Key Executive Orders (2025) cited by the White House message: (1) “Defending Women from Gender Ideology Extremism and Restoring Biological Truth…” (Jan 20, 2025) — defines “sex” as biological, directs agencies to use sex (not gender identity) in policy and bars federal funding that “promotes gender ideology.” (2) “Keeping Men Out of Women’s Sports” (Feb 5, 2025) — directs the Secretary of Education and Attorney General to enforce Title IX, review/rescind grants to programs allowing male participation in women’s sports, and convene athletic bodies and State AGs. (3) “Saving College Sports” (Jul 24, 2025) — directs colleges above revenue thresholds to preserve/expand women’s and non‑revenue scholarships, restricts third‑party pay‑for‑play, and tasks ED/DOJ/HHS/FTC to develop enforcement and preservation plans.
Primary enforcement responsibility lies with the U.S. Department of Education (the Secretary of Education and the Office for Civil Rights) for Title IX and grant reviews; the Department of Justice is directed to provide enforcement resources and coordination; the EOs also direct “all executive departments and agencies” to review grants and, where appropriate, rescind federal funding—while other agencies named in the orders (HHS, FTC, Labor/NLRB, etc.) have specific supporting roles.
For programs that receive federal funds (most public K–12 schools and colleges), the EOs push agencies to require sex‑based categories and to prioritize enforcement against institutions that allow male participation in women’s sports — which in practice would likely lead many federally funded schools and colleges to restrict participation by transgender women (individuals assigned male at birth) from female categories to avoid funding risks. Private/non‑federally funded youth leagues are not directly covered by Title IX, though states and sports bodies may act; actual outcomes depend on agency rules and litigation.

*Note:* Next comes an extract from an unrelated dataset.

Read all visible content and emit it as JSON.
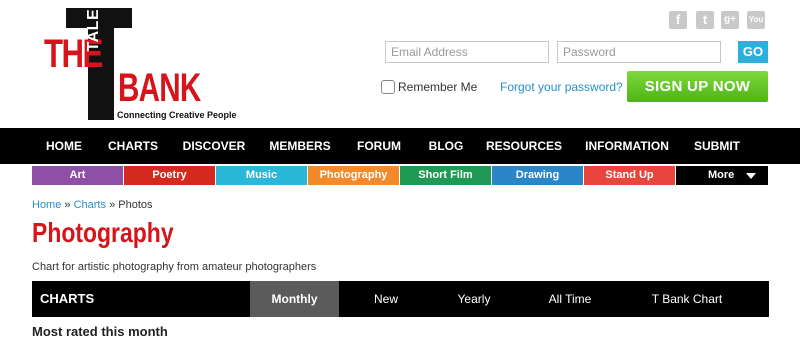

In the administration’s usage (defined explicitly in the Jan. 20, 2025 EO), “rejecting biological reality” means treating gender identity as the basis for access to single‑sex spaces instead of an individual’s biological sex. The EO defines “sex” as an immutable biological classification, and defines “men/man” and “boys/boy” as adult and juvenile human males (and “male” as the sex that produces the small reproductive cell).
The "Saving College Sports" EO directs many colleges to preserve or expand scholarships and roster spots for women’s and non‑revenue sports (with specific revenue‑based targets) and prohibits certain third‑party pay‑for‑play arrangements; combined with the Title IX enforcement direction in the "Keeping Men Out" and "Defending Women" orders, federal action could (a) require institutions to protect or increase women’s scholarships/roster spots, (b) push eligibility rules toward sex‑based definitions, and (c) make grant or federal funding conditional on compliance. Implementation depends on ED/DOJ actions, agency rule‑making, appropriations, and possible litigation.